Il sole cresceva e scendendo lungo il sentiero che lo avrebbe portato alla piccola piazza antistante il monastero, il frate aveva già incontrato cadaveri e rovine ancora fumanti, ma lo spettacolo triste di centinaia di morti tra i resti carbonizzati di mobili, portoni, vetri rotti e carri rovesciati lo lasciò di sasso. Un senso d'impotenza, insieme alla luce che saliva, lo invase fin nel profondo, non riusciva più a muovere un passo nè in avanti nè in altra direzione, non riusciva nemmeno a piangere, non un suono usciva dalla gola ormai serrata, cadde in ginocchio quando si rese conto che non respirava quasi più. Cadde in ginocchio accanto ad una donna anziana, di quelle che vedeva in preghiera ogni giorno all'ora dei vespri raccolta insieme ad altre uguali a lei, davanti all'altare della piccola cappella appena fuori l'abitato. Toccò quel corpo grigio e freddo, sentì la sua rigidità e l'assenza di vita, si persuase che non sentiva più nulla, niente di quell'orrore che lui stava invece vivendo ed allora riprese a catturare aria, a trattenerla assaporandola. Non appena la respirazione si fece maggiormente profonda il suo grido di dolore risuonò tra le modeste case, rimbalzò sulle spesse mura del monastero, scese sull'acciottolato della piazza e si sciolse sfumando in un' eco tra gli alberi e il batter d'ali di corvi irretiti.

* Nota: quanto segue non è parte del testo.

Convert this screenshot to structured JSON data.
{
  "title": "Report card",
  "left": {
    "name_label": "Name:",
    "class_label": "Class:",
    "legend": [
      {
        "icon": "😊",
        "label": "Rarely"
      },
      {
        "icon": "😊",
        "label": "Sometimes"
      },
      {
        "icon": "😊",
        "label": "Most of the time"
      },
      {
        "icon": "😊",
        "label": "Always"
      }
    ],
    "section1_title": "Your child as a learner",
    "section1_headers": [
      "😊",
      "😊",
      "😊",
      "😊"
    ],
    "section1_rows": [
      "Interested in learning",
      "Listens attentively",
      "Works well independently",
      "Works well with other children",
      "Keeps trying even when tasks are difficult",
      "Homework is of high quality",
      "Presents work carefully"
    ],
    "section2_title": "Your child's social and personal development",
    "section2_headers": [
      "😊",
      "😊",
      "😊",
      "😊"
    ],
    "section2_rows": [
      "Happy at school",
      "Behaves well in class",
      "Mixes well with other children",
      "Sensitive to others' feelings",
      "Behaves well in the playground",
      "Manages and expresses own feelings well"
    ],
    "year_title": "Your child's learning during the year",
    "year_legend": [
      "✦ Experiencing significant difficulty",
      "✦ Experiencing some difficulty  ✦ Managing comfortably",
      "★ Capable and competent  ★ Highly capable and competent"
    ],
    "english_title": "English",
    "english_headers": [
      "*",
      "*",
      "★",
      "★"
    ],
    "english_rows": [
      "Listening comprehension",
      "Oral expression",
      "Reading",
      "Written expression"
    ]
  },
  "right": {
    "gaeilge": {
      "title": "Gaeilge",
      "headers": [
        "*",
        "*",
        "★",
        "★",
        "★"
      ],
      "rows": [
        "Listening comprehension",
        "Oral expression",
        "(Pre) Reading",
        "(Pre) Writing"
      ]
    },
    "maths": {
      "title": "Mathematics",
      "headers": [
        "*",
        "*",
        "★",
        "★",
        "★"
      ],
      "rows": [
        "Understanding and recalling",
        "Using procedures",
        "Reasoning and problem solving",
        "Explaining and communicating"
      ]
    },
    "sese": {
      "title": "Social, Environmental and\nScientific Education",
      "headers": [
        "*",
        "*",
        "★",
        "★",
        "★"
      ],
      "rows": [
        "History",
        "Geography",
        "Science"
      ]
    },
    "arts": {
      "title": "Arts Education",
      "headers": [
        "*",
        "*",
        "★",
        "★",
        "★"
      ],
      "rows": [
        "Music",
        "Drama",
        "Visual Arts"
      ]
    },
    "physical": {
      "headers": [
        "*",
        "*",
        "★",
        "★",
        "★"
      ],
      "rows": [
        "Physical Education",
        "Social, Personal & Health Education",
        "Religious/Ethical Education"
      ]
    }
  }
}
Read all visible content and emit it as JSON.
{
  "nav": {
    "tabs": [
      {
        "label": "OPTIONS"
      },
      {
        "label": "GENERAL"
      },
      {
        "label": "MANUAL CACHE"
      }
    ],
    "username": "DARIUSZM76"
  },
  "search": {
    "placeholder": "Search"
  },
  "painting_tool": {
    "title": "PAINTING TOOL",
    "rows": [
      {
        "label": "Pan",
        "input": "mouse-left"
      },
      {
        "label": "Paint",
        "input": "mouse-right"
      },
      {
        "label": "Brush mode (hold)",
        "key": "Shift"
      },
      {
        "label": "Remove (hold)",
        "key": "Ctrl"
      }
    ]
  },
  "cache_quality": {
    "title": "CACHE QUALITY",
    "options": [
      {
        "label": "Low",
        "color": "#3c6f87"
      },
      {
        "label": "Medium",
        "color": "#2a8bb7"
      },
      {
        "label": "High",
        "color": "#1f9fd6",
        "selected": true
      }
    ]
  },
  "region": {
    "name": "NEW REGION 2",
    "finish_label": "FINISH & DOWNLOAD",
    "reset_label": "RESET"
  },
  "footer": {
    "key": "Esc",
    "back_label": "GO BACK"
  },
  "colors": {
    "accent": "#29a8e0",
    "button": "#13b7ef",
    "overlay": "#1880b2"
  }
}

Scelse velocemente di non occuparsi dei morti e delle cose che non erano più, pensò di recuperare in fretta quanto possibile di ciò che rimaneva nel laboratorio, entrò nel fabbricato che ospitava le piccole celle dei frati e le stanze dei monaci, scese nel seminterrato dove era l'officina dello speziale ed in un sacco riuscì a mettere parte degli alambicchi e delle fiale scampati alla furia distruttrice. Risalì poi verso la stanza del monaco suo maestro e si rese conto che tutti i libri e le pergamene erano troppo per il suo misero sacco. Uscì alla ricerca di qualcosa di più capiente e fu allora, con sorpresa che sentì uno scalpiccìo di zoccoli, un asino era tornato dopo esser fuggito chissà dove. Caricò il basto di tutto ciò che potè, recuperando l'intero archivio dell'alchimista ed una buona parte delle attrezzature. Fu così che si trovò a spostare sulla montagna, irraggiungibile, tutti i suoi studi ed sperimenti, le sue alchimie, la sua intera vita .
Giorni di cammino insieme all'asino, percorrendo sentieri segreti, tra boschi e radure che cpme d'incanto s'aprivano sorprendendoli entrambi, li condussero infine tra le rovine nascoste dalla vegetazione, di un antico tempietto italico. Un luogo ritenuto magico ed evocativo già dai primi abitanti di quelle zone, un luogo considerato maledetto, in seguito, eluso e quindi dimenticato dai pastori e dagli agricoltori che preferirono vivere a valle, vicino al fiume. Grotte misteriose seminascoste dagli alberi, davano accesso all'intimità della montagna, che donava loro riparo dagli elementi e dagli uomini. Una sorgente poco più su, garantiva da bere, qualche ora dedicata alla raccolta di frutta selvatica, alla ricerca ed al saccheggio di nidi di uccelli e di api, alla sistemazione di trappole rudimentali, dava la possibiltà di un sufficente sostentamento. Il resto del tempo il frate lo passava cercando d'interpretare gli scritti del monaco. La ricerca di elementi naturali atti alla sintesi di nuove sostanze, completava le giornate che si chiudevano immancabilmente in preghiera. Il ringraziamento per quella vita dura e frugale, forse, ma che certamente lo stimolava. Non ringraziava Iddio solo perchè era sopravvissuto, ora lo ringraziava anche per quei giorni cui si sentiva destinato. Era uno strumento nelle mani non del fato, nè del caso, era certo di essere parte importante di un piano prestabilito da un'entità superiore. Aveva un ruolo. Sapeva di averlo, non conosceva il piano ma sentiva che ora si avvicinava pian piano a compimento. Non conoscendo il significato della parola teleologia, la viveva ogni giorno sempre più chiaramente.